Alla faccia della privacy
Si parla di 1000 clip audio al giorno che passano per le mani di un dipendente medio, con turni lavorativi di 9 ore. I dipendenti, intervistati dalla nota testata giornalistica, avrebbero rivelato che lo spionaggio di Alexa viene protetto dal segreto aziendale e da vari NDA. Coinvolti tutti gli utenti, anche chi sceglie di non partecipare al programma di miglioramento del riconoscimento vocale.
Una novità? Niente affatto.
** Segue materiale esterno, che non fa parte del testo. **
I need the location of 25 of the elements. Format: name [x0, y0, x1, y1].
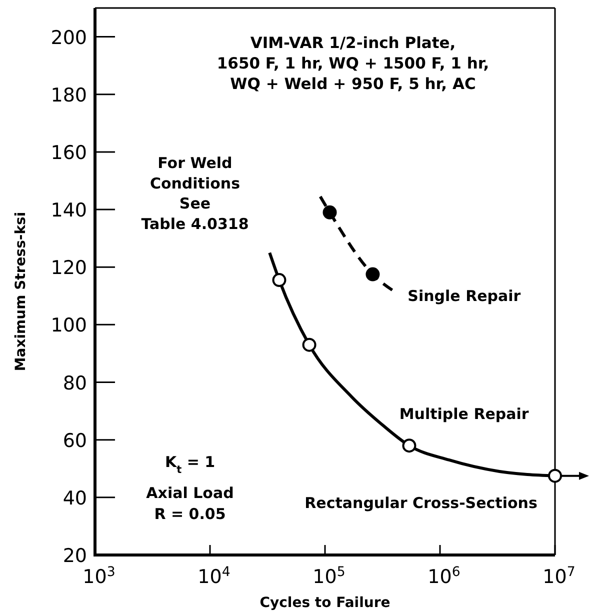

Sappiamo bene come compagnie del calibro di Google e Facebook cerchino in ogni modo di entrare prepotentemente in possesso dei nostri dati, che lo vogliamo o meno. Gli scandali sulla sicurezza che le coinvolgono stanno diventando sempre più frequenti e forse il consumatore ci sta facendo il callo.
Magari stiamo iniziando a normalizzare certi tipi di comportamenti, a legittimare l’invasione della sfera privata da parte dei colossi informatici. Per cosa, poi? Per risparmiare 1 o 2 secondi con un comando vocale e il desiderio di essere sempre online. Ne varrà davvero la pena? E fin dove potranno spingersi queste multinazionali prima di incappare in pesanti guai con la legge?